「8時間寝た方が良い」・・・ってウソ?!
|
人が眠気を感じる体内メカニズムは、脳の松果体(しょうかたい)という器官から分泌される「メラトニン」というホルモンが制御しています。実はこのメラトニンの生産量のピークは6歳ころなのです。それ以後は加齢とともに低下して、例えば40代では20代の3分の1ほどに減少します。
|
|
|
「健康のためには1日8時間は寝た方が良い」ということが、睡眠の常識のように言われています。確かにかつては8時間が適正な睡眠時間と考えられていましたが、最近の研究によると、これには科学的根拠がないことが明らかになっています。10年以上にわたる10万人以上を対象にした研究では、死亡率が最も低かったのは、男女とも平日の睡眠時間が7時間(6.5時間〜7.4時間)の人でした。
|
これは日本人に限ったことではなく、米国の大規模調査でも7時間睡眠の人の死亡率が最も低かったのです。睡眠時間ごとの死亡率をグラフにすると、7時間を底に睡眠時間が長くなればなるほど、また短くなればなるほど死亡率が上がるU字型のカーブを描きます。
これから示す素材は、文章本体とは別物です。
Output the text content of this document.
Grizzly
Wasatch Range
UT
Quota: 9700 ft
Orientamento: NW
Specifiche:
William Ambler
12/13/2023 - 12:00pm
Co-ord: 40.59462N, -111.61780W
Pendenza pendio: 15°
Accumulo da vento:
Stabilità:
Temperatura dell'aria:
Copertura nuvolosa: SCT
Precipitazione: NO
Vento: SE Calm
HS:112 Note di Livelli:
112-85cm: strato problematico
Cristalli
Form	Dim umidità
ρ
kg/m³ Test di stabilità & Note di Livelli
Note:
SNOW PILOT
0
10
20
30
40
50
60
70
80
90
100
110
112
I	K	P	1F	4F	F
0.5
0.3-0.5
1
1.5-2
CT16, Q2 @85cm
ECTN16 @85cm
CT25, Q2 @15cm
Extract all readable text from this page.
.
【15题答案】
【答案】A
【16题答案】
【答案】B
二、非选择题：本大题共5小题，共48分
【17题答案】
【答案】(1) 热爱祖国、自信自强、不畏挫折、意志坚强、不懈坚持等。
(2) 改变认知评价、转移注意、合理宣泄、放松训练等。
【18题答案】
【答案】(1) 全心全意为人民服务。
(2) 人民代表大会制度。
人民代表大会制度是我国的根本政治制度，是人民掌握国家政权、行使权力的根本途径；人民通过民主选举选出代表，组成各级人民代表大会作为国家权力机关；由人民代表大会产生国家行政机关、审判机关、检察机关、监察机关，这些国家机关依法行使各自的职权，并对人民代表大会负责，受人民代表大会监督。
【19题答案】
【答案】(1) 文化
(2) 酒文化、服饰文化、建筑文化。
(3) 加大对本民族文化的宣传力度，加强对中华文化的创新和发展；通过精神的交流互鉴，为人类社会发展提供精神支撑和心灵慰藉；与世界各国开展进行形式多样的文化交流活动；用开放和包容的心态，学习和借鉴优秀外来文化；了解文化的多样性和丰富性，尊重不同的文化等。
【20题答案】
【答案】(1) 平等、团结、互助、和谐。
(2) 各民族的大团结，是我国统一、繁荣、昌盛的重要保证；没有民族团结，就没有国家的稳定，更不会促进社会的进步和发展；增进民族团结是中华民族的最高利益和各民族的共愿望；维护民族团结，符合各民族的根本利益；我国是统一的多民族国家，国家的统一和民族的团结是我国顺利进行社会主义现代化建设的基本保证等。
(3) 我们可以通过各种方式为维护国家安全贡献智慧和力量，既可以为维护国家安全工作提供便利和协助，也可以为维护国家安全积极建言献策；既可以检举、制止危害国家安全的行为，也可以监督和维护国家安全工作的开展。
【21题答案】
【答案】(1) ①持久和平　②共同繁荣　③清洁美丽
そして、睡眠時間と高血圧の発症率との関係を示したものや、抑うつ症の発症率との関係を示したものでも、同じようなU字型のカーブを描くグラフになります。睡眠時間が7時間の人の方が、それより少ない人はもとより、長い人に対しても健康被害リスクが低いことは確かなようです。
|
脳は膨大なエネルギーを消耗する器官で、そのエネルギー源はブドウ糖です。脳は体の2%程度の重さしかないのにも関わらず、エネルギー消費量は体全体の約20%もあり、非常にエネルギーを使う器官なのです。人が1日に7時間も睡眠を必要とするのは、多大な情報処理によってオーバーヒートした脳を休ませるために必要な時間なのです。